Prénoms, noms et surnoms



Jusque vers les années 1400, seuls des prénoms étaient utilisés pour identifier un individu. Naturellement la confusion régna rapidement. Ainsi, des métiers, des sites géographiques, des traits de caractères et physiques, des goûts, contribuent à démêler, par exemple, des Joseph: Boulanger, Meunier, Petit, Lebrun, Latulippe, Boucher, Lamontagne, Vallée, Legros, Cloutier, Couture, Bourg, Derouin (De Rouen)…voilà grossièrement l’origine des noms individuels, étendus par la suite aux familles.

De plus, pour diverses raisons, certaines familles optèrent ou pas pour un autre nom, soit le dit : Audet  ( Lapointe), Champagne( Lambert), Bonhomme (Dulac),Deblois ( Grégoire) Desjardins (Roy), Dupuis (Gilbert), Fecteau (Filteau,Feillaut), Gagné (Bellavance), Gagnon (Belzile), Houde (Desrochers), Lambert ( Champagne) Pilet (Jolicoeur), Pépin (Lachance), Dugrenier (Perron),  Pomerleau (Vachon),Provençal (Ysoire) Quévillion (Quirion), Squiret (Labbé), Vérieul (Veilleux), etc.

Naturellement, le sobriquet s’applique à un individu, tandis que le surnom généralise aux descendants de la famille. Aussi, les Poulin, au pays des Jarrets noirs, prennent les surnoms de Lazie (déformation d’Isaïe), Cotchon, Pourlou, Goril,  Balafe, Boudour (à bout de l’ours), Papir,  Zacharné,  Bedon, Bœuf blanc, Pierrette, Ti-guidine, Trol , Pappé, la masse (Tom et Arthur) …

Pour distinguer les grosses familles de la Beauce, un Bolduc peut être un Jos grillé (indien), une Veilleux, grillade, un Veilleux bobette ou la meule.
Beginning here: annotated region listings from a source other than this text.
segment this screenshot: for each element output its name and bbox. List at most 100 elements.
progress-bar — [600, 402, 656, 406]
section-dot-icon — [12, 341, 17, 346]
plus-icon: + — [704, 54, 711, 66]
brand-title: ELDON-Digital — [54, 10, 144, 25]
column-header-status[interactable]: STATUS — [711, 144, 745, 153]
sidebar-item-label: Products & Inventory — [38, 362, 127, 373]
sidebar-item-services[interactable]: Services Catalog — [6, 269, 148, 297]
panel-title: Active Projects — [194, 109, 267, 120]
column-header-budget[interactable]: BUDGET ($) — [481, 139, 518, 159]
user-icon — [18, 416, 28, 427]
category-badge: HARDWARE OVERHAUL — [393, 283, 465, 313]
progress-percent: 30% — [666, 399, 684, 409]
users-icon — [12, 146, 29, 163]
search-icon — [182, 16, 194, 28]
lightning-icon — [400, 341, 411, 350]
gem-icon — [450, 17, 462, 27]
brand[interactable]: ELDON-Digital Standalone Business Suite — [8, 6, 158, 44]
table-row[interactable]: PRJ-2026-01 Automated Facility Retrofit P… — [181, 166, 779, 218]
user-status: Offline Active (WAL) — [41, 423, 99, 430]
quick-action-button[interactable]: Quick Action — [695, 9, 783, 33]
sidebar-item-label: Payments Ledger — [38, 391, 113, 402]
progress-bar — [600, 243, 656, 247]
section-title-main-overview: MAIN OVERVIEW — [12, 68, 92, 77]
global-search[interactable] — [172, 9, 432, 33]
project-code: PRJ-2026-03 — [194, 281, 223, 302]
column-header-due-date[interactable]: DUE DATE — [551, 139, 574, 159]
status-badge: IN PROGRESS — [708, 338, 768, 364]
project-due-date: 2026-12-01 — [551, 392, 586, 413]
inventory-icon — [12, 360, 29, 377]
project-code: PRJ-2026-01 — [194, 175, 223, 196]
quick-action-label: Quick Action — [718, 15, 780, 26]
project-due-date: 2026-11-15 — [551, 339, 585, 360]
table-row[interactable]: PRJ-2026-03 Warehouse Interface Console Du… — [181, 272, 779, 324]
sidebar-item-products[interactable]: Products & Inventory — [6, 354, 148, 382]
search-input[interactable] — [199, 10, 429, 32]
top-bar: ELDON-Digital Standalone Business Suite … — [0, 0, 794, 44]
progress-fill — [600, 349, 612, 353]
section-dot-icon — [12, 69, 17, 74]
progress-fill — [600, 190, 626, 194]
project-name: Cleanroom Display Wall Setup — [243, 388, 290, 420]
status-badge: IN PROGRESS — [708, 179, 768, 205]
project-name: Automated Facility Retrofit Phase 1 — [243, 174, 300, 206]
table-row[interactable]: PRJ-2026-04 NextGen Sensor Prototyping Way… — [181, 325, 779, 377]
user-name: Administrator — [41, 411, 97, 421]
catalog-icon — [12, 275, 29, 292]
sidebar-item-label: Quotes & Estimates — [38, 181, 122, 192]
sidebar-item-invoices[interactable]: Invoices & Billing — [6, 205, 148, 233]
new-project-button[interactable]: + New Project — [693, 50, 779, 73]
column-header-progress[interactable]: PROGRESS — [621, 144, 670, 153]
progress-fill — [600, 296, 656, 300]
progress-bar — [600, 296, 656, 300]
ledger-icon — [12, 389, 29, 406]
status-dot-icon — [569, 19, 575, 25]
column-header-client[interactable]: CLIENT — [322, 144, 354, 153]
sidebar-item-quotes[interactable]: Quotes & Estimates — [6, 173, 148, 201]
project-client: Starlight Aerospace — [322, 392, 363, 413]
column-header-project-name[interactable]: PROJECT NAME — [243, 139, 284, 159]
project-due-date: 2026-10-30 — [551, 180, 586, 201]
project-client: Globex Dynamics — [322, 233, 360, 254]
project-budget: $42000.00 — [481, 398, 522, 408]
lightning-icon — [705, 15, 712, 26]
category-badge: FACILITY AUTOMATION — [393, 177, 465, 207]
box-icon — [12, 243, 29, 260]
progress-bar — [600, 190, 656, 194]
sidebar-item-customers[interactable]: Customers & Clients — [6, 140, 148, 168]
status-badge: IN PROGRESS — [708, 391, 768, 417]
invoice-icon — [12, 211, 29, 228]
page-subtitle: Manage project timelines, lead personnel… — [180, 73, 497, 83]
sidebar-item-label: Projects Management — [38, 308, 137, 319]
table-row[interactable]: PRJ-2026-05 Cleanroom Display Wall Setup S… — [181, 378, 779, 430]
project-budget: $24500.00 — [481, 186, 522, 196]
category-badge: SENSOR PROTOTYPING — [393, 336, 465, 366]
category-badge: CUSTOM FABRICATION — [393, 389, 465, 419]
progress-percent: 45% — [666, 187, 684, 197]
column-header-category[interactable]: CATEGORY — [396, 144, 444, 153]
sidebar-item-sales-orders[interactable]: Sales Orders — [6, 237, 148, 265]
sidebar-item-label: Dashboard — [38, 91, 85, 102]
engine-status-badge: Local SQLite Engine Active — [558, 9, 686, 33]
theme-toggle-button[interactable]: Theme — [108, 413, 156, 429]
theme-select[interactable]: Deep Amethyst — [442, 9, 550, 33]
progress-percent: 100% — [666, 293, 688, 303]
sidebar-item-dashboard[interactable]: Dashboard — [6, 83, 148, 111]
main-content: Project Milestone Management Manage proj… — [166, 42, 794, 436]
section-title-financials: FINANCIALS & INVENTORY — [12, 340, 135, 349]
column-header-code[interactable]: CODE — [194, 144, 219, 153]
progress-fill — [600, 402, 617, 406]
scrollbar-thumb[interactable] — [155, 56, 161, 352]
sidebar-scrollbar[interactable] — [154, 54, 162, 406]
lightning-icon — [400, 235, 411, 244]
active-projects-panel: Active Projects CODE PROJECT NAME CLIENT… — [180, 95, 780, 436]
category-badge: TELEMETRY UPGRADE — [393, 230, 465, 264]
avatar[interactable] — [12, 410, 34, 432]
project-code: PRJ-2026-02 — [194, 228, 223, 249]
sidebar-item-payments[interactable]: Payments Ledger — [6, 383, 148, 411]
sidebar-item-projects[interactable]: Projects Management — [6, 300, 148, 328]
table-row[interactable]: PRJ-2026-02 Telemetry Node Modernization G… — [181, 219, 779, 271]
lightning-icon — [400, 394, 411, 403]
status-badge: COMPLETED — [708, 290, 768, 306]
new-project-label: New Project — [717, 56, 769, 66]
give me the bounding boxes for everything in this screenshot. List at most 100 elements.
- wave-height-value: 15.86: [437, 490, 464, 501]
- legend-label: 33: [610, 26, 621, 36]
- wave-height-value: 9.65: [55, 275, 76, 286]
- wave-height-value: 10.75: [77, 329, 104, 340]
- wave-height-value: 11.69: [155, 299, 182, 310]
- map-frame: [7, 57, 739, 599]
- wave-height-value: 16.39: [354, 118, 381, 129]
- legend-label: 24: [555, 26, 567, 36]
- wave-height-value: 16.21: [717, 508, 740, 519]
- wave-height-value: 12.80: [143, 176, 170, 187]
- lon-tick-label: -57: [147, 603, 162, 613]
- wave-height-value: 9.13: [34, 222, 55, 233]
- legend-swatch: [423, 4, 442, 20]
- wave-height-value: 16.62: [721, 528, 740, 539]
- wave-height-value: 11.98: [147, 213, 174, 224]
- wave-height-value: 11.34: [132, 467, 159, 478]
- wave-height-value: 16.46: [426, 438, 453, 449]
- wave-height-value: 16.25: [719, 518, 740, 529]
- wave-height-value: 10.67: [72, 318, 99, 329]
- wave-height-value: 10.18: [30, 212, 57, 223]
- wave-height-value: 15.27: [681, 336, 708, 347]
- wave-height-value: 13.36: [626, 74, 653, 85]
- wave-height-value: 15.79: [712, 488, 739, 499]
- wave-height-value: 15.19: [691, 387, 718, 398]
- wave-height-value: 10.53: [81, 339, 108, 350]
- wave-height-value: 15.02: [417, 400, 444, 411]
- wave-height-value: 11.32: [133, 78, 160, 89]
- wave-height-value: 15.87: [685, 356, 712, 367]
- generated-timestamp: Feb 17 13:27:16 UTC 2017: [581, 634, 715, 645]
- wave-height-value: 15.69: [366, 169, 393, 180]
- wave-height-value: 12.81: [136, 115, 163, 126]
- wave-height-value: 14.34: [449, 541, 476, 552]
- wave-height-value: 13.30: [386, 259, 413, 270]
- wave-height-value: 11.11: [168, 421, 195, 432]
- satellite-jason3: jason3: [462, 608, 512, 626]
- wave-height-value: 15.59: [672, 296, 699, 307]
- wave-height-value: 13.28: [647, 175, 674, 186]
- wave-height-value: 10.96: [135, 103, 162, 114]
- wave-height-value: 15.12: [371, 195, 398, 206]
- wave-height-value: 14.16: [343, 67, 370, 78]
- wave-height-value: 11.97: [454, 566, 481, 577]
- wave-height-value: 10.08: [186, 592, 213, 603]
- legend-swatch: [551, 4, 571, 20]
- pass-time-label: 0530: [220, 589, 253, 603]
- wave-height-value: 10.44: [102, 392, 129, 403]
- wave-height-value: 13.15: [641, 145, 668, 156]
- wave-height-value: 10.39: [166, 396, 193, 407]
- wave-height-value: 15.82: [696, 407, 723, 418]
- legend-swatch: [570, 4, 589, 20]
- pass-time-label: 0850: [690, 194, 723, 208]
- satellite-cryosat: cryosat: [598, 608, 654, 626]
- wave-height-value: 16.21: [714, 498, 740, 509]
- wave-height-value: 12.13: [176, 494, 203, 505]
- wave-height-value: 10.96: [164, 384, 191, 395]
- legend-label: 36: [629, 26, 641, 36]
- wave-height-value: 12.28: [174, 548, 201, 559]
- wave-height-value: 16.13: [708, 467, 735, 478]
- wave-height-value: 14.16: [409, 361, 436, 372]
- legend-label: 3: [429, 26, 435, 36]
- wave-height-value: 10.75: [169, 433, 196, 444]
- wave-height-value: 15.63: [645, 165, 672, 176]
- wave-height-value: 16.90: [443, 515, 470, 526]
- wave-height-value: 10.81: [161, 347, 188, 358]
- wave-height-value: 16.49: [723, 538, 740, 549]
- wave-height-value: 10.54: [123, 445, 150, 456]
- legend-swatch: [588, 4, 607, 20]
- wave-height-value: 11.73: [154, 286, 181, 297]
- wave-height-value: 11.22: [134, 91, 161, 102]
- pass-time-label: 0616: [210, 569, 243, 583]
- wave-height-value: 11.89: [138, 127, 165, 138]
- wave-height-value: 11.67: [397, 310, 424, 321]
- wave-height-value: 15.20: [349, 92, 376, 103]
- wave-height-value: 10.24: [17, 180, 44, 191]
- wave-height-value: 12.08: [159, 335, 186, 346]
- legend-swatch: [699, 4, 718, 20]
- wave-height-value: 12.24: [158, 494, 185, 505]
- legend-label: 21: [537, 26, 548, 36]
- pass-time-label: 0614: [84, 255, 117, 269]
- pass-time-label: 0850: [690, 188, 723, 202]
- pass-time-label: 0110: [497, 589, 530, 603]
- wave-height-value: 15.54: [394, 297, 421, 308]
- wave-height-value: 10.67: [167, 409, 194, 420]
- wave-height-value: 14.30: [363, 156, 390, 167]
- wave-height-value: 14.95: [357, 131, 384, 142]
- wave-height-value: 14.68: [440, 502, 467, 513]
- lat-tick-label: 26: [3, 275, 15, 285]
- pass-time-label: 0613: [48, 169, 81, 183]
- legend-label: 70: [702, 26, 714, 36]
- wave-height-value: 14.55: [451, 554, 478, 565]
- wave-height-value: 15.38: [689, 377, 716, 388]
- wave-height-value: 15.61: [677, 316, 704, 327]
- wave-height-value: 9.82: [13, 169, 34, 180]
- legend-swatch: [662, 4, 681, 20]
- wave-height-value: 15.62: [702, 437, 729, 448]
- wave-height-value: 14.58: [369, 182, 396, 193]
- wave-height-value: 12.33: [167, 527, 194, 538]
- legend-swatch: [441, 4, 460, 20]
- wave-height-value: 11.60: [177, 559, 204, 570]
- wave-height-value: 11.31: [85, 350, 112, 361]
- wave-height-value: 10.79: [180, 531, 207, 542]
Un Boulet élevé nu par ses parents devient un Doudoune, un Doyon Catcho, un Gagné gris (yeux), un Giroux (pape, castor, menin, patoche, bidou, titi, câlice), un Mathieu (siffleux, charlot, gorlot, jack poux, bébé, Jeanne, Talotte, Rus, Pacaud, Colas, Senon, Ton, Fiston, Chocolat, Dustin Bonhomme, Cartouche, le blanc), un Roy (Mazor pour Majorique), Vincent (mignon, car il se croit beau), Bernard (Got pour Godefroid), Thibaudeau dit Cadjien (Acadien, ti-clin ou Motté), Plante alias Cato, les Quirion Petchon, Rodrigue holélé, Roy et Veilleux dits Tomiche (Thomas, l’ancêtre), un Boucher dit la tonne, Rancourt (mystère, la météo).

Il est certain que l’émigration de familles beauceronnes vers les États-Unis amènera  des modifications aux noms de familles.  Dans les chantiers, les usines de la Nouvelle-Angleterre, l’anglicisation malmène. Par exemple, les Poulin (Pooler), Bélanger (Baker), Dubois (Wood), Roy (King), Côté (Side), Gervais (Jarvis), Rodrigue (Rodrick), etc.

La risée va jusqu’à parler de familles beauceronnes : souris d’étoffe, pissette électrique, fesses de tôle, trou jaune, pet de soie, le baveux, carotte (roux), la galette (trapu), la truite, Pit (aime les poules), Gilbert dit Forblette (arrivé des États, ce beauceron parlait déjà  le franglais : four  belettes).

Cette tradition se perpétue encore de nos jours dans certains coins de la Beauce. L’intonation, l’intention, le regard, le contexte, la familiarité feront  ignorer, rire, pleurer, grimper dans les rideaux.